Judyta, daj sobie czas.
Nie wiem co zrobilabym w sprawie lekarza. Znaczy wiem, ale ja wredna baba jestem.
Od jakiegoś czasu przyglądam się tubylcom, obserwuję i wyciagam wnioski. Czasem są one bardzo pozytywne, innym razem powodują, że mam ochote kupić broń i połowę tubylczej ludności wystrzelać - co pewnie nie zostałoby nawet zauważone... – a jeszcze kiedyindziej nie wywołują we mnie większych emocji.
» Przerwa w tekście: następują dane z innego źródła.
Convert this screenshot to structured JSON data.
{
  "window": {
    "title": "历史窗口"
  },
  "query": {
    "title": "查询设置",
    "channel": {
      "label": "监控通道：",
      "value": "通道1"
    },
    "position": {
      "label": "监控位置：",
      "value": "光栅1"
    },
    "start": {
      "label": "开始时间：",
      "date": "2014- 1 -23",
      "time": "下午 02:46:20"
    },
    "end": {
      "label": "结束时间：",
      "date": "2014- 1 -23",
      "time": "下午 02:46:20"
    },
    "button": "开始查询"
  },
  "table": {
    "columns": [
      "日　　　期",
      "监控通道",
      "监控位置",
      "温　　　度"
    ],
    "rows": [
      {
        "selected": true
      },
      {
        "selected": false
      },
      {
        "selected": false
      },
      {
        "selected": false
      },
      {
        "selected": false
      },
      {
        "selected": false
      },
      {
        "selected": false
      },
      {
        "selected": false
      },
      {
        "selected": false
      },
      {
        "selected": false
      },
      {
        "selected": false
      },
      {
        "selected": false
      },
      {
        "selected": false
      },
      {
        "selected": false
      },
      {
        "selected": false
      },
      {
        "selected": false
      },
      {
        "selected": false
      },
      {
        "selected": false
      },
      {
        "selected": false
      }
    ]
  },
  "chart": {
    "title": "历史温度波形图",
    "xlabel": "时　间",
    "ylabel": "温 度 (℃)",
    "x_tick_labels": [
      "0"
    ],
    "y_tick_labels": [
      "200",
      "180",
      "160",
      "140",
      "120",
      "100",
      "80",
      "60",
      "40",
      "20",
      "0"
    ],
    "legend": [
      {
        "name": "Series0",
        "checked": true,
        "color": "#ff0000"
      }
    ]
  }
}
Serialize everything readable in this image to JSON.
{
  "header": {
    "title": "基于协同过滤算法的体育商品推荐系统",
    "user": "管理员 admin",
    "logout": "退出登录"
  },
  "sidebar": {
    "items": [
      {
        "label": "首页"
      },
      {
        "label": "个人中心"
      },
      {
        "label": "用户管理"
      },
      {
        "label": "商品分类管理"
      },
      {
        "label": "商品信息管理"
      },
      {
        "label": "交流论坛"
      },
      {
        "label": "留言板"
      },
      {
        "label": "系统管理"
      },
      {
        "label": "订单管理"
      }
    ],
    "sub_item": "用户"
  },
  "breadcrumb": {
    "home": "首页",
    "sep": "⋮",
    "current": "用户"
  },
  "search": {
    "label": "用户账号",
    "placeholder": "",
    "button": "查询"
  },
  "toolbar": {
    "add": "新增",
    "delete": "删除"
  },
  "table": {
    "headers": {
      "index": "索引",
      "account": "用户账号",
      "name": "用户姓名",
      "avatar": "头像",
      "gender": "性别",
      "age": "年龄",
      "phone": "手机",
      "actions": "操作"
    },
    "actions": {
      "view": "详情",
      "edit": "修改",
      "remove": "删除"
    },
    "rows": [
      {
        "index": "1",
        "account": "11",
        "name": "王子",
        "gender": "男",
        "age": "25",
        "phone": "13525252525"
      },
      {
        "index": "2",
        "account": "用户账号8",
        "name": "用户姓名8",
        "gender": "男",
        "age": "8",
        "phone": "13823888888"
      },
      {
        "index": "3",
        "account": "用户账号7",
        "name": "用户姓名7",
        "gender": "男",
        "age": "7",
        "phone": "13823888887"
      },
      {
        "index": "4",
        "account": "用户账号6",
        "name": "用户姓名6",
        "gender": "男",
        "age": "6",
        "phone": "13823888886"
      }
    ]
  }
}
Myślę sobie, że życie w Meksyku nauczyło mnie dwu rzeczy – cierpliwości, choć różnie z nią bywa i obojętności...
Ale do rzeczy...
Dziś rano popijałam sobie kawkę, szykowałam obiad dla małej, sprawdzałam co się u znajomych na drugim końcu świata dzieje i spoglądałam na jakiś program w telewizjii, ot kolejna umiejętność, którą posiadłam tutaj – wielofunkcyjność...
W telewizorze za biurkiem siedział gruby wąsacz. Nawet o dziwo nie był przystrojony w idiotyczne szaty. Ot przeciętny Sanchez jakich wielu..
Wspomniany wąsacz prowadził rozmowy telefoniczne z widzami, którzy nazywali go Profesorem...
Zaczęłam przysłuchiwać sie tym rozmowom...
Oto dzwoni pewna kobieta, przedstawia się z imienia i nazwiska, ba! podała nawet datę urodzenia – powiedzmy, że była to Maria Teresa Gomez Mendez urodzona 6. września 1964 roku.. Pomyślałam, że ów profesor to jakiś światowej sławy numerolog... Kobieta zaczęła opowiadać jak to jej małżeństwo wisi na włosku, że w pracy ma ciężki żywot... Profesor co chwilę jej przerywał zadając osobiste pytania i racząc widzów intymnymi szczegółami z życia Marii. Rozmowa trwała jakieś 10 minut, podczas których widz dowiedział się, że Maria ma romans z Jorge, który jest cudownym bratem, synem, ojcem i mężem (sic!). Jest on też największą ofiarą zaistniałej sytuacji, zaraz po nim kolejną ofiarą jest mąż Marii. Ona zaś jest podłą czarownicą, która zasługuje na bezsenność, wrzody żoładka i kurzajki, kłopoty w pracy i rozpad małżeństwa. Jednakże jeśli chce uniknąć tego rozpadu, powinna pozwolić małżonkowi na wszystko, na co ten ma ochotę.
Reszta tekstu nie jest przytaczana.